Happy New Year. There are so many forecasts for magazine publishing in 2013. I thought really hard about writing another, but one thing niggles me about prediction pieces – by definition they are helicopter posts written from 10,000 feet. When you’re that high up it’s tough to see the detail and it’s the detail that really matters.
At the start of the year, rather than set you thinking about industry-wide trends in mobile, HTML5, or the third, fourth or (God Forbid) fifth screen, I want to give you my prediction for your organisation:
This year, you’re going to have to mind the gaps – Gaps left behind by reductions in resource; Gaps opened up by new media platforms
You might not have heard, but doing more with less is a common condition in today’s magazine market – Less people, less pages, less money, less time. Unfortunately there’s no magic bullet. You either have to get more productive by working harder or smarter or you have to stop doing something. Working harder is probably not an option at this point, but working smarter probably is.
Are you making the most of your content? Repurposing? Engaging your audience in the content creation process? Are your print and digital workflows integrated?
While you’re getting better at working smarter, you also need to look at the gaps left by the reduction in resources and decide if you need to fill them. Pick up what your audience values, reassign it back into your schedule, suck it up. But equally, drop anything that doesn’t add value either to your audience or to your revenue generation efforts. The start of the year is a great time to evaluate all your activity and ask if it’s really worth the effort. Figure out how long it actually takes you do do something and then count subscriptions, single-copy sales, page views, dollars. Measure investment against return. If the figures don’t add up, stop it. Really, stop it.
Few magazine people want to be bean-counters, but by measuring inputs against outputs you will, at the very least, identify the obvious time wasters and reduce pressure on your resources. At best, you will free up enough time to take on some of the new platforms that can bring you growth.

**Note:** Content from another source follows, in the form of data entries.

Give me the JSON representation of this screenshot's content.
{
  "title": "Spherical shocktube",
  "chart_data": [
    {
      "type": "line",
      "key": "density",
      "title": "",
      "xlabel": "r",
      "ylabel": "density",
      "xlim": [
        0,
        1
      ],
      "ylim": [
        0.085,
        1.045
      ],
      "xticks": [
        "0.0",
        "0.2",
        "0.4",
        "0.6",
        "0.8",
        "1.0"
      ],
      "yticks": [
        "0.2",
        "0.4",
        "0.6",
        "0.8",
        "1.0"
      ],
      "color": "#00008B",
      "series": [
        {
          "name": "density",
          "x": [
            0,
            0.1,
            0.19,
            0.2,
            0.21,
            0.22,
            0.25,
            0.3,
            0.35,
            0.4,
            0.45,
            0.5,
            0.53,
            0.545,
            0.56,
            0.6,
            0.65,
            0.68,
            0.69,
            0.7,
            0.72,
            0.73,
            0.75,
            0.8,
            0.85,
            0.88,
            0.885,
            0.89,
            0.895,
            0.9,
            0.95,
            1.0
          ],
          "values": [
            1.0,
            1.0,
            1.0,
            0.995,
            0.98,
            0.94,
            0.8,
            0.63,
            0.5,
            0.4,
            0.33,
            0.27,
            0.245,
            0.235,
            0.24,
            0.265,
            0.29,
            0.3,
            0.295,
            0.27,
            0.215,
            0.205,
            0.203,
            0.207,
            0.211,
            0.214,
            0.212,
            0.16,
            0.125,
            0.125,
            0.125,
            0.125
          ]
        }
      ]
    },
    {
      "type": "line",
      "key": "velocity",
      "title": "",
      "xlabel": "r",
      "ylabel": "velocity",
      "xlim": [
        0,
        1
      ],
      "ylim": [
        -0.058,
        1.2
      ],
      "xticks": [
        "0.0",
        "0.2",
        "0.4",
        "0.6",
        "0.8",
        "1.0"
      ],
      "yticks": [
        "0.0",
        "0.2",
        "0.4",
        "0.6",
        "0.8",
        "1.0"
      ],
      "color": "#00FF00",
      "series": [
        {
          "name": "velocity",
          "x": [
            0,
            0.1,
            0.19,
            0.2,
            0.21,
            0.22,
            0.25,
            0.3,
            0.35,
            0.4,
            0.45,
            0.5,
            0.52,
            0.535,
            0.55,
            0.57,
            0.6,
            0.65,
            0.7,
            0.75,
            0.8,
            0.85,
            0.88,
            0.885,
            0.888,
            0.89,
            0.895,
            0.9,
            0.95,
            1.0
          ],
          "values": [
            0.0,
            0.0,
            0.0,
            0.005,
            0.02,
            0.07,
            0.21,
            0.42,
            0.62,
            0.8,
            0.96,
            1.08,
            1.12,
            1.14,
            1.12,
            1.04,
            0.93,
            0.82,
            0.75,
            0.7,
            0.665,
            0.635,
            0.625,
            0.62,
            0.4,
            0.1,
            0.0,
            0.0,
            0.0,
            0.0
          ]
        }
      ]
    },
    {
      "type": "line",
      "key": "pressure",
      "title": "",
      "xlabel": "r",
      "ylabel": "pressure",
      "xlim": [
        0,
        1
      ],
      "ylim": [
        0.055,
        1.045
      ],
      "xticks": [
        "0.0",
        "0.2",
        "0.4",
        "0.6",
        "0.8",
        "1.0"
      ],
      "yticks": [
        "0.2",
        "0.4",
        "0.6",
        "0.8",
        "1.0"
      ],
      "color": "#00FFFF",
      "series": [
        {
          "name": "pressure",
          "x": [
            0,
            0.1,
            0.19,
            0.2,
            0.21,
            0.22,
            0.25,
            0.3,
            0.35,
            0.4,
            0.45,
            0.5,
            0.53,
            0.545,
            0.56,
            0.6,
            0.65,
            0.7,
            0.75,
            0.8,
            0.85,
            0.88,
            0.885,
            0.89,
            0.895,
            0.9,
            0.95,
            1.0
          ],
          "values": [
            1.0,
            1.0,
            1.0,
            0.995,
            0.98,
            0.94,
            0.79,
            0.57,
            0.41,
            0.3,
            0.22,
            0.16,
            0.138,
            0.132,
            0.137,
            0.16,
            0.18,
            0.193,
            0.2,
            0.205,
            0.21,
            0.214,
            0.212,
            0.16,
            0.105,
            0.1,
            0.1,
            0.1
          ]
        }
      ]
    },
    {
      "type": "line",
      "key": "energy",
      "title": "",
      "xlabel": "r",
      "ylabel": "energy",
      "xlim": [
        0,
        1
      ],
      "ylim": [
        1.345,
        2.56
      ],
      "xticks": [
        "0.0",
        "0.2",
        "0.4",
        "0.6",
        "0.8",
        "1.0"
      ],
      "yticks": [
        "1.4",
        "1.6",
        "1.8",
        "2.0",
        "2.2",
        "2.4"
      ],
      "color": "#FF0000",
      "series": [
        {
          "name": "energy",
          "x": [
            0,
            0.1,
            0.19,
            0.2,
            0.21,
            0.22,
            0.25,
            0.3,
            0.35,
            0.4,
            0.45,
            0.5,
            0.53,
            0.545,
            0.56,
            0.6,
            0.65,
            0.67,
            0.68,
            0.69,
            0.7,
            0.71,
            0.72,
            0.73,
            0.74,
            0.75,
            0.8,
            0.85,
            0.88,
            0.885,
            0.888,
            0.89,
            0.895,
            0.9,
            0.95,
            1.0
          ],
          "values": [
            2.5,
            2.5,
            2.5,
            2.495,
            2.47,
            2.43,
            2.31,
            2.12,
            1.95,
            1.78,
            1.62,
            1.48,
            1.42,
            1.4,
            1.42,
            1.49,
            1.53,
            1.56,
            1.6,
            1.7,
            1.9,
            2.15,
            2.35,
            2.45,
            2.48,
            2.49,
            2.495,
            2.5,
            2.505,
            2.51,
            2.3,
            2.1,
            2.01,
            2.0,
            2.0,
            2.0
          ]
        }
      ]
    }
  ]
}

The biggest danger in 2013 is that you let the pressure on your resources block adoption of new media platforms. It’s the most natural thing in the world to keep on doing what you’ve always done and ignore the newfangled. But if you do that you’ll get what you always got, and you probably won’t need to worry about any of this in 2014.
See new platforms as opportunities not obstacles. This doesn’t mean taking on every technology innovation that you read about. Check out everything that’s interesting, but only spend real time on those that make sense against the needs and habits of your audience. Does your audience consume your content on the move? If they do, then get busy with mobile. Is your audience active on Twitter. If they are, consider Storify as a way to curate their conversation. Do they like round-up or compilations? Then you should give eBooks a go.
Whether you’re considering gaps in your resources or gaps in your media platform, your audience only really cares about gaps in your content. Ask yourself if your audience will notice the holes where there used to be resources or a new media platform has emerged. These are the most dangerous gaps – the spaces where your audience will eventually look for you and you’re just not there.